In Lakeview Terrace, the city added a mile and a half worth of new protected bike lanes... but west of Foothill Avenue, the city added a protected fog lane (see image at top of post.) Most of that protected area (where cyclists are riding) could have been a bike lane.
In South L.A.'s shoestring annex, where LADOT added new bike lanes on Figueroa Street, the road narrows somewhat, making continuous bike lanes a bit challenging. But they do appear to be possible there - assuming legal minimum 4-foot curb bike lanes and slightly narrowed car lanes. Instead LADOT opted to drop the bike lanes for a couple blocks, adding sharrows at the pinch point. While this is marginally better than dropping the bike facility entirely, the sharrowed stretch is not great.
There are a few places where LADOT installed conventional bike lanes that could have fairly easily been protected lanes instead:
- The Figueroa Street bike lanes (part of the facility shown in the photo directly above) see a lot of trucks parking in them. There is little actual designated/legal on-street parking there (and lots of off-street parking), so the facility would be a lot safer for cycling if it included protection to discourage drivers from parking there illegally. Judging from the street striping, it looks like the city intended to add bollards in some buffers there, but didn't.
- The long block of the new Laurel Canyon Boulevard bike lane located along Fernangeles Park looks like it could have been parking-protected.
The city added near-worthless sharrows on Montana Avenue in Brentwood. About half of the sharrowed length is along the Brentwood Country Club golf course. Along the outside of the club's fence is a nearly 20-foot wide unpaved area that serves as an informal walking path.
It would be orders of magnitude bigger and more complicated - somewhat expensive, would require outreach to the club and other adjacent wealthy property owners, would likely be multi-jurisdictional as this is the boundary with the city of Santa Monica - but the uninterrupted path already effectively serving as an active transportation corridor points to a better project. To make this stretch of Montana bike friendly - for all ages - the north side of the street (along the golf course fence) could be a continuous bikeway, uninterrupted by car traffic. This might be a full-on bike path, or even parking-protected two-way bike lanes.

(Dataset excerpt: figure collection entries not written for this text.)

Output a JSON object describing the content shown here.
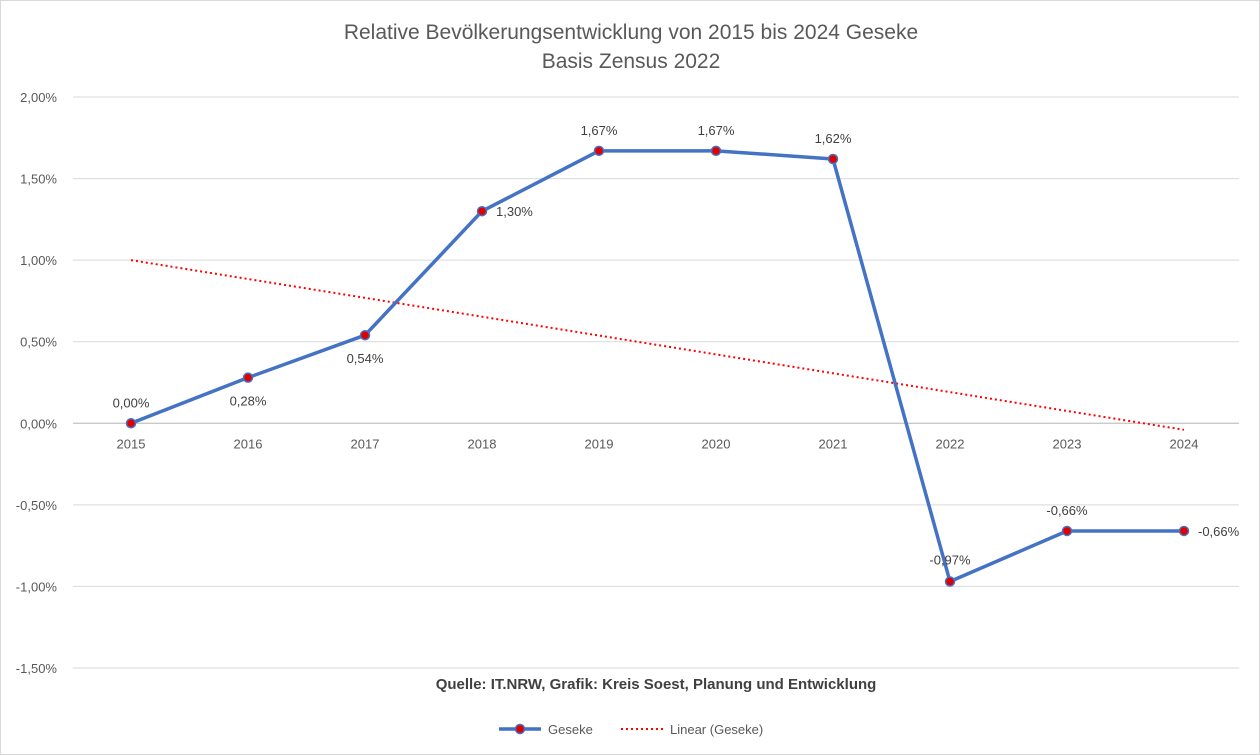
{
  "chart_data": {
    "type": "line",
    "title": "Relative Bevölkerungsentwicklung von 2015 bis 2024 Geseke",
    "subtitle": "Basis Zensus 2022",
    "categories": [
      "2015",
      "2016",
      "2017",
      "2018",
      "2019",
      "2020",
      "2021",
      "2022",
      "2023",
      "2024"
    ],
    "series": [
      {
        "name": "Geseke",
        "values": [
          0.0,
          0.28,
          0.54,
          1.3,
          1.67,
          1.67,
          1.62,
          -0.97,
          -0.66,
          -0.66
        ],
        "labels": [
          "0,00%",
          "0,28%",
          "0,54%",
          "1,30%",
          "1,67%",
          "1,67%",
          "1,62%",
          "-0,97%",
          "-0,66%",
          "-0,66%"
        ],
        "color": "#4472c4",
        "marker_color": "#e00000"
      }
    ],
    "trendline": {
      "name": "Linear (Geseke)",
      "type": "linear",
      "start": 1.0,
      "end": -0.04,
      "color": "#ff0000",
      "style": "dotted"
    },
    "ylim": [
      -1.5,
      2.0
    ],
    "yticks": [
      2.0,
      1.5,
      1.0,
      0.5,
      0.0,
      -0.5,
      -1.0,
      -1.5
    ],
    "ytick_labels": [
      "2,00%",
      "1,50%",
      "1,00%",
      "0,50%",
      "0,00%",
      "-0,50%",
      "-1,00%",
      "-1,50%"
    ],
    "grid": true,
    "legend_position": "bottom",
    "source_note": "Quelle: IT.NRW, Grafik: Kreis Soest, Planung und Entwicklung"
  }
}
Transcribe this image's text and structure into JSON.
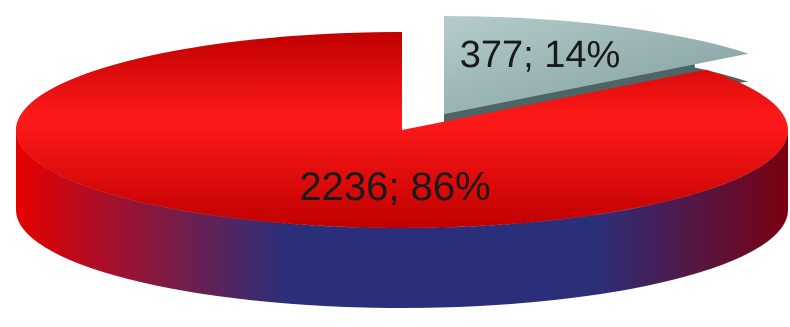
{
  "chart_data": {
    "type": "pie",
    "style": "3d-exploded",
    "title": "",
    "slices": [
      {
        "value": 2236,
        "percent": 86,
        "label": "2236; 86%"
      },
      {
        "value": 377,
        "percent": 14,
        "label": "377; 14%"
      }
    ]
  },
  "colors": {
    "slice_large_top_light": "#ff1a1a",
    "slice_large_top_dark": "#c00000",
    "slice_large_side_red": "#e60000",
    "slice_large_side_navy": "#2b2f7a",
    "slice_large_side_end": "#7a0010",
    "slice_small_top_light": "#b4cccc",
    "slice_small_top_dark": "#7f9c9c",
    "slice_small_side": "#4f6464",
    "label_text": "#1a1a1a"
  }
}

Lastly, not a missed opportunity, but a note on a bike path that Streetsblog L.A. reported on in May, but didn't count in the FY20-21 mileage totals. SBLA announced that the new Boyle Heights bike path (below the under-construction Sixth Street Viaduct) appeared open - but the path has been closed for additional construction on the Myers/Mission Roundabout.
That's all for Streetsblog's listing of FY20-21 missed opportunities. Note that this is not a comprehensive list of all the missed opportunities everywhere throughout the city, but more a look at where bikeway improvements were done and could probably have been done better.